Beth Raebel and Colleen Coleman, both teachers in Burnsville-Eagan-Savage School District 191, have been named TIES 2016 Exceptional Teachers and will be honored during the TIES Education Technology Conference in December.
They are among teachers selected for modeling best practices in using technology to engage students in learning. School districts participating in the TIES Exceptional Teachers award program are members of TIES, an education technology consortium of 48 Minnesota school districts.
“Beth and Colleen have embedded technology in their classrooms to differentiate instruction, expand learning and prepare students to be future ready,” said Superintendent Joe Gothard, who nominated the teachers for the award. “We thank them for their leadership in the instructional use of technology and congratulate them on this recognition.”
Technology has always been a second love of Raebel’s. If she hadn’t gone into teaching, she would have found a career in a technology field. When she had the opportunity to shadow a technology integrationist recently, she fell in love with position and is now working toward her master’s degree in educational technology.
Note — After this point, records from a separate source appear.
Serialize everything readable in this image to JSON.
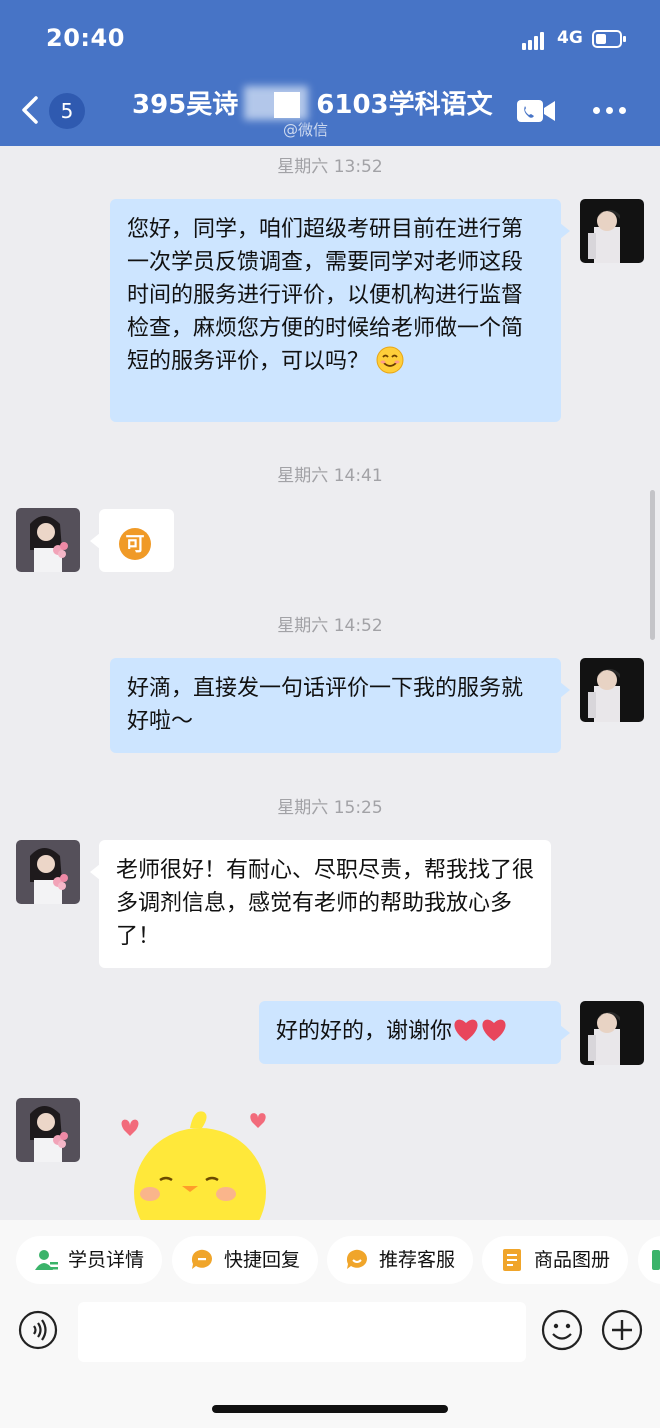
{
  "status": {
    "time": "20:40",
    "network": "4G",
    "battery_level": 0.45
  },
  "header": {
    "back_badge": "5",
    "title": "395吴诗　　　6103学科语文",
    "subtitle": "@微信"
  },
  "messages": [
    {
      "kind": "time",
      "text": "星期六 13:52"
    },
    {
      "kind": "me",
      "text": "您好，同学，咱们超级考研目前在进行第一次学员反馈调查，需要同学对老师这段时间的服务进行评价，以便机构进行监督检查，麻烦您方便的时候给老师做一个简短的服务评价，可以吗？",
      "emoji": "smiling-face"
    },
    {
      "kind": "time",
      "text": "星期六 14:41"
    },
    {
      "kind": "them",
      "text": "可",
      "style": "orange-circle-emoji"
    },
    {
      "kind": "time",
      "text": "星期六 14:52"
    },
    {
      "kind": "me",
      "text": "好滴，直接发一句话评价一下我的服务就好啦～"
    },
    {
      "kind": "time",
      "text": "星期六 15:25"
    },
    {
      "kind": "them",
      "text": "老师很好！有耐心、尽职尽责，帮我找了很多调剂信息，感觉有老师的帮助我放心多了！"
    },
    {
      "kind": "me",
      "text": "好的好的，谢谢你",
      "emoji": "two-red-hearts"
    },
    {
      "kind": "them-sticker",
      "sticker": "yellow-chick-hearts"
    }
  ],
  "quick_actions": [
    {
      "label": "学员详情",
      "icon": "person-icon",
      "color": "#3bb36a"
    },
    {
      "label": "快捷回复",
      "icon": "chat-bubble-icon",
      "color": "#f0a52a"
    },
    {
      "label": "推荐客服",
      "icon": "service-icon",
      "color": "#f0a52a"
    },
    {
      "label": "商品图册",
      "icon": "document-icon",
      "color": "#f0a52a"
    }
  ],
  "input": {
    "placeholder": ""
  },
  "colors": {
    "header": "#4774c6",
    "my_bubble": "#cde5ff",
    "their_bubble": "#ffffff",
    "background": "#ededf0"
  }
}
She began a new job in the district this year as a digital learning specialist at Hidden Valley Elementary in Savage. She’s working to build digital literacy among students and teachers so that integrating technology is not seen as just the devices that are being used. Instead, she says it’s a mindset shift, where teaching lessons in new ways provides opportunities for students to think critically, collaborate, be creative and share their learning.
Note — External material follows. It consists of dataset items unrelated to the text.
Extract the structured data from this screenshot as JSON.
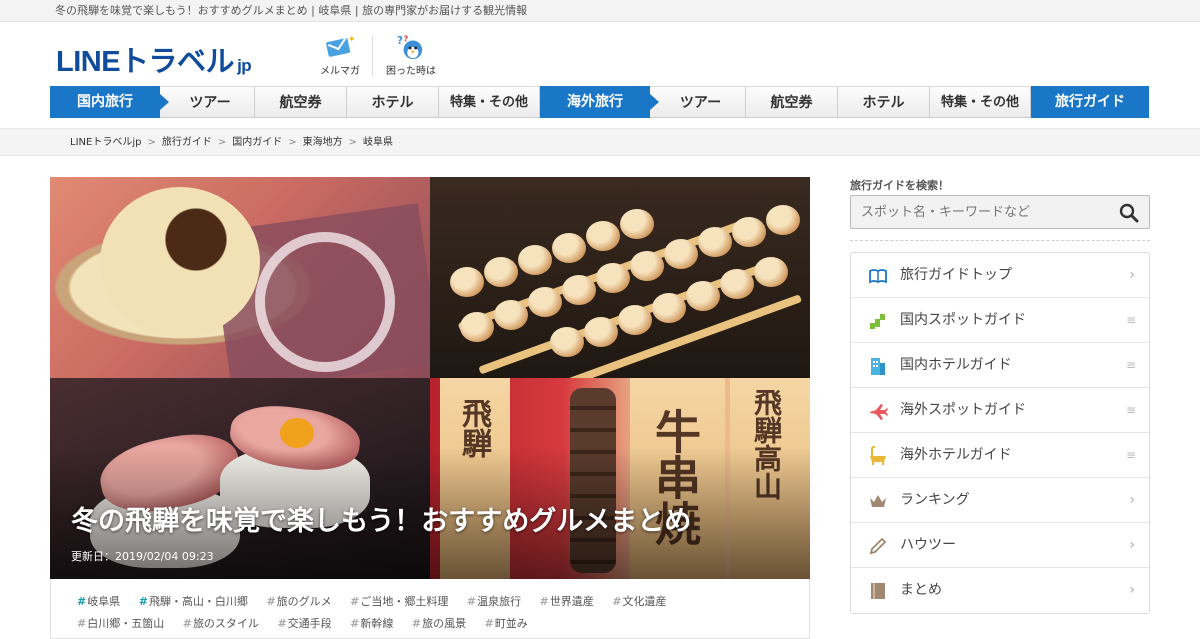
{
  "top_strip": "冬の飛騨を味覚で楽しもう！おすすめグルメまとめ | 岐阜県 | 旅の専門家がお届けする観光情報",
  "logo": {
    "main": "LINEトラベル",
    "suffix": "jp"
  },
  "header_icons": [
    {
      "label": "メルマガ",
      "icon": "mail-magazine-icon"
    },
    {
      "label": "困った時は",
      "icon": "help-bird-icon"
    }
  ],
  "nav": {
    "domestic": {
      "label": "国内旅行",
      "items": [
        "ツアー",
        "航空券",
        "ホテル",
        "特集・その他"
      ]
    },
    "overseas": {
      "label": "海外旅行",
      "items": [
        "ツアー",
        "航空券",
        "ホテル",
        "特集・その他"
      ]
    },
    "guide": "旅行ガイド"
  },
  "breadcrumb": [
    "LINEトラベルjp",
    "旅行ガイド",
    "国内ガイド",
    "東海地方",
    "岐阜県"
  ],
  "hero": {
    "title": "冬の飛騨を味覚で楽しもう！おすすめグルメまとめ",
    "updated": "更新日：2019/02/04 09:23"
  },
  "tags_row1": [
    {
      "label": "岐阜県",
      "highlight": true
    },
    {
      "label": "飛騨・高山・白川郷",
      "highlight": true
    },
    {
      "label": "旅のグルメ",
      "highlight": false
    },
    {
      "label": "ご当地・郷土料理",
      "highlight": false
    },
    {
      "label": "温泉旅行",
      "highlight": false
    },
    {
      "label": "世界遺産",
      "highlight": false
    },
    {
      "label": "文化遺産",
      "highlight": false
    }
  ],
  "tags_row2": [
    {
      "label": "白川郷・五箇山",
      "highlight": false
    },
    {
      "label": "旅のスタイル",
      "highlight": false
    },
    {
      "label": "交通手段",
      "highlight": false
    },
    {
      "label": "新幹線",
      "highlight": false
    },
    {
      "label": "旅の風景",
      "highlight": false
    },
    {
      "label": "町並み",
      "highlight": false
    }
  ],
  "sidebar": {
    "search_label": "旅行ガイドを検索！",
    "search_placeholder": "スポット名・キーワードなど",
    "menu": [
      {
        "label": "旅行ガイドトップ",
        "icon": "book-icon",
        "indicator": "chevron"
      },
      {
        "label": "国内スポットガイド",
        "icon": "japan-map-icon",
        "indicator": "lines"
      },
      {
        "label": "国内ホテルガイド",
        "icon": "building-icon",
        "indicator": "lines"
      },
      {
        "label": "海外スポットガイド",
        "icon": "airplane-icon",
        "indicator": "lines"
      },
      {
        "label": "海外ホテルガイド",
        "icon": "bathtub-icon",
        "indicator": "lines"
      },
      {
        "label": "ランキング",
        "icon": "crown-icon",
        "indicator": "chevron"
      },
      {
        "label": "ハウツー",
        "icon": "pencil-icon",
        "indicator": "chevron"
      },
      {
        "label": "まとめ",
        "icon": "bookmark-book-icon",
        "indicator": "chevron"
      }
    ]
  },
  "colors": {
    "brand": "#0f4c9c",
    "nav_blue": "#1a76c7",
    "tag_highlight": "#1a9cb0"
  }
}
Coleman has dived deeply into technology at Burnsville High School. She was part of two pilot projects last year — one involved all students using Chromebooks in social studies classrooms and the other was using the school’s first-ever online learning management system. Both pilot projects have now expanded school-wide, so Coleman is a go-to tech leader. She studied and tested to become a Google Certified Educator and she’ll be part of an upcoming regional showcase event sponsored by Google and Best Buy at her school.
Coleman teaches in an innovative flexible classroom with six big monitors on the wall, all furniture on wheels and no formal front of the room. The classroom facilitates group work and changes the way she teaches. In addition, Coleman sees more independence, inquiry and participation from her students. Her classroom is paperless which has freed up more time for instruction because there are fewer “housekeeping” tasks like handing out and collecting papers.